The new project, called Matching, Outreach, Referrals for Enrollment in WIC (MORE WIC!), aims to increase WIC participation of eligible families currently enrolled in other federal programs, with the overall goal of improving health outcomes. Laura Caulfield, PhD, a professor of nutrition in the Department of International Health at the Bloomberg School will serve as the principal investigator of the project. Susan Gross, PhD, RDN, an associate scientist in the Department of Population, Family, and Reproductive Health, and Elizabeth Kushman, MPH, a senior research associate with the Center for Indigenous Health are co-investigators on the project.
Over a five-year period, Bloomberg faculty will work in collaboration with Benefits Data Trust and the National WIC Association to facilitate the work of WIC state agencies to implement a streamlined enrollment process through a data sharing and matching program that uses information from other federal assistance programs to identify WIC-eligible families enrolled in programs such as Medicaid and SNAP, but not currently enrolled in WIC.
The project is expected to improve enrollment numbers of individuals, especially those from underrepresented communities, while also helping alleviate current administrative burdens on individuals seeking assistance and corresponding agencies. Along with utilizing data matching, the project will also engage in community outreach to connect eligible families with services, and in turn, improve the enrollment of WIC programs.
While working with WIC state agencies the Bloomberg-led project has three main objectives:
- Help make funding available to multiple WIC state agencies to implement data matching and outreach efforts in communities,
- Provide technical assistance to WIC state agencies to help improve the identification and enrollment process of eligible families, and
- Develop an implementation and evaluation framework to assess the project's progress, prioritizing changes in WIC enrollment rates among people enrolled in Medicaid and SNAP before WIC.

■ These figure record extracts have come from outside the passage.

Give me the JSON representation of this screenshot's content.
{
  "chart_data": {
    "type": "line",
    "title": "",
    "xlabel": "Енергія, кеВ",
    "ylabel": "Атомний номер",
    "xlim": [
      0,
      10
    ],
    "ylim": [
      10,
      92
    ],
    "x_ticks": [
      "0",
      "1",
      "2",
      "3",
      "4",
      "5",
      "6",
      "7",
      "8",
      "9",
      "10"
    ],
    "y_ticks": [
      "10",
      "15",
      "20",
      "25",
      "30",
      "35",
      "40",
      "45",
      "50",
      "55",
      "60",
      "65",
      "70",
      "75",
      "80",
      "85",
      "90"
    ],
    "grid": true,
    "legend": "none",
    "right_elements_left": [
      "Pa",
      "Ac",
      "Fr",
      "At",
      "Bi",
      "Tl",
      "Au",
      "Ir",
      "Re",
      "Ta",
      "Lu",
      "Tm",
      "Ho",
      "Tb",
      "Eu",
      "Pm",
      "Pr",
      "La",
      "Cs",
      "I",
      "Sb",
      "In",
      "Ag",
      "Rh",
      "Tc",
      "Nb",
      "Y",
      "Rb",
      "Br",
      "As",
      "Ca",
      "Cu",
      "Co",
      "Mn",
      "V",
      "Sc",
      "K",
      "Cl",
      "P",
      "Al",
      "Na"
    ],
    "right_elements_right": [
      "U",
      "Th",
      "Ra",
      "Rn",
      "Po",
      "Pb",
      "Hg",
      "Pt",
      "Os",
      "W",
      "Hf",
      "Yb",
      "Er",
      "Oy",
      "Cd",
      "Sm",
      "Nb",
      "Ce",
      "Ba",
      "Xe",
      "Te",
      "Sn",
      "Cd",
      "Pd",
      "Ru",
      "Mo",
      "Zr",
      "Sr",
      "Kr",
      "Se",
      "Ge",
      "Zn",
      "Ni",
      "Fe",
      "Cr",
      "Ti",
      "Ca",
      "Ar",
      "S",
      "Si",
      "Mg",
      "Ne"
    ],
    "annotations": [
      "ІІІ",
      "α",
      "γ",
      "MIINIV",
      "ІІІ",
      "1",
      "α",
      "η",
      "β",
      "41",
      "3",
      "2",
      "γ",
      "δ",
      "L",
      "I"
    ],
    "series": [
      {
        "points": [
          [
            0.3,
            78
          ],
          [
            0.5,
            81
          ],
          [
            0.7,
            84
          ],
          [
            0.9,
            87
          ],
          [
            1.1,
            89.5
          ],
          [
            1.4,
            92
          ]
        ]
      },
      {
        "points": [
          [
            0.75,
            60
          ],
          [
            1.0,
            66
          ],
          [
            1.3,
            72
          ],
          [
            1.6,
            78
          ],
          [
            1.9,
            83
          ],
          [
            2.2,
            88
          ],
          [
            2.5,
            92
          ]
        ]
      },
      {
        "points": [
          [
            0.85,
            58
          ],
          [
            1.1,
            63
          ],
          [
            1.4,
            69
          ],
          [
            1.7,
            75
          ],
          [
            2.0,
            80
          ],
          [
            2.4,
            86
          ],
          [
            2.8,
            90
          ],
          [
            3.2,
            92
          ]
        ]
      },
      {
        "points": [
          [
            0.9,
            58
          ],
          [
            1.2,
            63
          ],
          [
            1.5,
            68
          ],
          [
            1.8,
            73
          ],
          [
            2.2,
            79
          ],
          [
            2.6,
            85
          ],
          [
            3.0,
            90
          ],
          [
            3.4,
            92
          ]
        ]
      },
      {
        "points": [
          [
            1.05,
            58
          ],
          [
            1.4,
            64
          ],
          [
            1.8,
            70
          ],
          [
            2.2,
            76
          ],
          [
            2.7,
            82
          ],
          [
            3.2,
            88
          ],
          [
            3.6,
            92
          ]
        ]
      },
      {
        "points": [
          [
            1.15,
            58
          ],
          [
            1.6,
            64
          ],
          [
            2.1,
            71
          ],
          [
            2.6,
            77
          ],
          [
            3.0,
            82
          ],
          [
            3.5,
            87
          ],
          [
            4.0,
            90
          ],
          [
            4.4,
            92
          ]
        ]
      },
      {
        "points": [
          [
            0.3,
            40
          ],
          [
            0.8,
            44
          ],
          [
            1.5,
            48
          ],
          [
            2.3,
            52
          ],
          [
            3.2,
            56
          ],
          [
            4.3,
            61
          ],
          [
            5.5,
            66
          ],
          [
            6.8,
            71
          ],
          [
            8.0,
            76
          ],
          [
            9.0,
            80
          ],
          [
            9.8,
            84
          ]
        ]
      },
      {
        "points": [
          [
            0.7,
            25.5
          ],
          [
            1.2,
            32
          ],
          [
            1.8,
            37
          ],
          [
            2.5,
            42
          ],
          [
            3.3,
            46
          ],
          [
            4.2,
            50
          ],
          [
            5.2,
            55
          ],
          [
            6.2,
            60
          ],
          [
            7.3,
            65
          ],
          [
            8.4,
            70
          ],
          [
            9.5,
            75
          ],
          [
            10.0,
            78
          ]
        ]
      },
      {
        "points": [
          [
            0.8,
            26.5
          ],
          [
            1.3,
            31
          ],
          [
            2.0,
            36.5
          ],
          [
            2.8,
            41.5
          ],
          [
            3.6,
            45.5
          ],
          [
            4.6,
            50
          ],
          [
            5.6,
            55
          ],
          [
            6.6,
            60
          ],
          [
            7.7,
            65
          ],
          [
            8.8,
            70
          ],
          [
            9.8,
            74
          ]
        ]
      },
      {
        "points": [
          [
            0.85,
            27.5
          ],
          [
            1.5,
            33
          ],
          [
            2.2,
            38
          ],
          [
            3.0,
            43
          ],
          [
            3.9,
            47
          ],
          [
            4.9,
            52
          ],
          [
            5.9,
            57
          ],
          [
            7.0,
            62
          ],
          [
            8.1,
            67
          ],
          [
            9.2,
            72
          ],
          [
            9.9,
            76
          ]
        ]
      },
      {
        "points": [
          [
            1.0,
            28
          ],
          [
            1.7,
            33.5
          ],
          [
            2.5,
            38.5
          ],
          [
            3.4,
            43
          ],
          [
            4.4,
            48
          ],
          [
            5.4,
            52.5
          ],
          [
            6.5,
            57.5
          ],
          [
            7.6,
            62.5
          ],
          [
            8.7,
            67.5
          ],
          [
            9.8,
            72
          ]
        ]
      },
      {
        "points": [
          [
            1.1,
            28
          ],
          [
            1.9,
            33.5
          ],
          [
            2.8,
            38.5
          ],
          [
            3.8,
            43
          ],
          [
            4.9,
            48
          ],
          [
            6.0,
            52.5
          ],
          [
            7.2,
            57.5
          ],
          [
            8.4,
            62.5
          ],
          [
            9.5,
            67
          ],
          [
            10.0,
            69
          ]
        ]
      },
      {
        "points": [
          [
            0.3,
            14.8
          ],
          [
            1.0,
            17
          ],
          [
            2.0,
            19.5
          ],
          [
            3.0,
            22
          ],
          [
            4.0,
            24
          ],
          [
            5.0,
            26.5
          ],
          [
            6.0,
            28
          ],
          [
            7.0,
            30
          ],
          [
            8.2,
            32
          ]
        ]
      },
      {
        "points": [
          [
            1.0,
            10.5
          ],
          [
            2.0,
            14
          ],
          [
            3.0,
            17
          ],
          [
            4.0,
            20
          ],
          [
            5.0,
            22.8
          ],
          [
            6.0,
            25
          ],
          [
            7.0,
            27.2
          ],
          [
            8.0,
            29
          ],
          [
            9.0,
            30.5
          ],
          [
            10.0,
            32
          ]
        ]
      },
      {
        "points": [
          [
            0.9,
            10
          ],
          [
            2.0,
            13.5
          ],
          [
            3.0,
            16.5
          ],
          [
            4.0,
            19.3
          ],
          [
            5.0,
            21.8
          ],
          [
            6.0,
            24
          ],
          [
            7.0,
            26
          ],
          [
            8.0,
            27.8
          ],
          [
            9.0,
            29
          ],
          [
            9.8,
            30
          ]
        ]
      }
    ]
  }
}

“I’m excited to start working with our collaborators on increasing equitable access to WIC services that will help improve maternal and child health and nutrition across the country,” says Caulfield. The project aligns with FNS’s key goals to improve access and affordability of food, improve health outcomes of mothers and children, and make government services more accessible for everyone through simplifying enrollment processes.